These three poseurs made a partial living terrifying peoples far and wide over a contrived idea that Mother Earth was deathly ill, relying on saviors such as Ehrlich, Wald, Hayes, and others, to ‘do something’ to save her.
Station wagon still in its original box |
A quick glance around the country found station wagons hiding in plain sight. Yes, station wagons. They were once the camels of the roads. Much like a Nepalese Sherpa, a station wagon was a regular sight laden with aluminum lawn chairs, umbrellas, and sleeping bags lashed to the luggage rack, neatly secured to the roof.
These workhorses lasted from their inception in 1910 as a Ford Model T, until the buttinskis felt they deserved a timely death.
President Richard Nixon established the Environmental Protection Agency (EPA) in 1970, and played a major role in the station wagon’s disappearance.
Eager buttinskis immediately cozied up to EPA officials in an attempt to regulate all things environmental including vehicle gas mileage; those MPG stickers on new car and truck windows are there with the blessings of the EPA.

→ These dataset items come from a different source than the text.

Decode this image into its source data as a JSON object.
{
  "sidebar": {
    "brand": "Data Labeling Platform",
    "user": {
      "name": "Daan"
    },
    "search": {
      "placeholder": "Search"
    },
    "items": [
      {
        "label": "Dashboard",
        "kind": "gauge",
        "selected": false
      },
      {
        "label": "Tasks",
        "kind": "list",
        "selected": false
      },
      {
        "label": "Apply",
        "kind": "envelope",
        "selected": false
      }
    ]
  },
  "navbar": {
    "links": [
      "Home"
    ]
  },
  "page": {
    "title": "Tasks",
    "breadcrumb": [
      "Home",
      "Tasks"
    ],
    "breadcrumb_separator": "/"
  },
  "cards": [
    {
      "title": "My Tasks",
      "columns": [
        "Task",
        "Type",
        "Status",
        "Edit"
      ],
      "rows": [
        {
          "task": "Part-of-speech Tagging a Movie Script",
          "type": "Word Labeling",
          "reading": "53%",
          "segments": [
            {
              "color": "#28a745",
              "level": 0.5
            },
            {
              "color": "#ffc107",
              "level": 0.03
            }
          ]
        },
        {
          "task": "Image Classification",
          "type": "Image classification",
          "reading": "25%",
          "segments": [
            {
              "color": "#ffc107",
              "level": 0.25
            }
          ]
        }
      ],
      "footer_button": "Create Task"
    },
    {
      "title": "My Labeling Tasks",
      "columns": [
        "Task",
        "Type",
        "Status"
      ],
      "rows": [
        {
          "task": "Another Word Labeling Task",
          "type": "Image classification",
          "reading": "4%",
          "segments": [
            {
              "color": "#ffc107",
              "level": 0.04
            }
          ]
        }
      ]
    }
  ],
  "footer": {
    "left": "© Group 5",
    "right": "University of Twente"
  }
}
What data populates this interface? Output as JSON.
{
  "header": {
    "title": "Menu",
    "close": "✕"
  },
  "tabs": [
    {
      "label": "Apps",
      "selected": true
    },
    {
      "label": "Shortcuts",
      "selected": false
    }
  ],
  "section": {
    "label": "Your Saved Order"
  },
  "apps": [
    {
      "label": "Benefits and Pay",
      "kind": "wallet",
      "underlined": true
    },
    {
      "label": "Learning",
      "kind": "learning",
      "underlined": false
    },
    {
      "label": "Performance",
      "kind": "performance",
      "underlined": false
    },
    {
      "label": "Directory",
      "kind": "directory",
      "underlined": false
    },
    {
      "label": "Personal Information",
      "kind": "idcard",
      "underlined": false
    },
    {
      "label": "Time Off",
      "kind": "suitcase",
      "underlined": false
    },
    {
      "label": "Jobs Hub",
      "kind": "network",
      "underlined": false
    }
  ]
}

In their opinion, station wagons were excesses that needed to disappear, pronto. And buttinski pleas – driven by what is now known as faulty computer data – convinced the EPA to simply punish station wagon buyers.
EPA officials decided to place a buyer’s premium on certain vehicles they felt were unrestrained or extreme. In their infinite wisdom, EPA officials began using strong arm tactics to steer people away from station wagons, all in the name of the Holy Environment.
Those premiums were financially-based and consisted of a “tax” on any vehicle that had extra space, large engines, and consisted of heavy construction that were unnecessary for the public’s general use. In other words, no one needed a station wagon to drive to the office.
Using common sense, the EPA regulation scribes exempted pickup trucks and semi cabs from these regulations inasmuch as they needed the extra horsepower and beefy frames to pull trailers and tote building materials.
Once the proverbial dust settled, lawyers and engineers from the Big Three – General Motors, Dodge, and Ford – realized that merely placing a more luxurious body on an exempt truck frame would be able to circumvent the new rules made by guvment lawyers.
And so the SUV was born.
Oddly enough, these creative concepts
were well received by the public desperate to replace their old station wagons
with something new, spiffy, and perhaps safer than what they were driving
before.
SUVs have been around in one form or another since the 1980s. Jeep is often credited with marketing their Wagoneer to sportsmen, adventurers, and active families, with much success, and much to the chagrin of the EPA and rabid environmentalists, alike.
And the rest is history.
So the next time you stuff fishing poles, mulch, wet pets, bags of groceries, bikes, car parts, skis, and the like into your SUV, remember that this intentional action to punish you failed, not unlike other attempted modifications being pushed down American’s throats, all in the name of The Environment.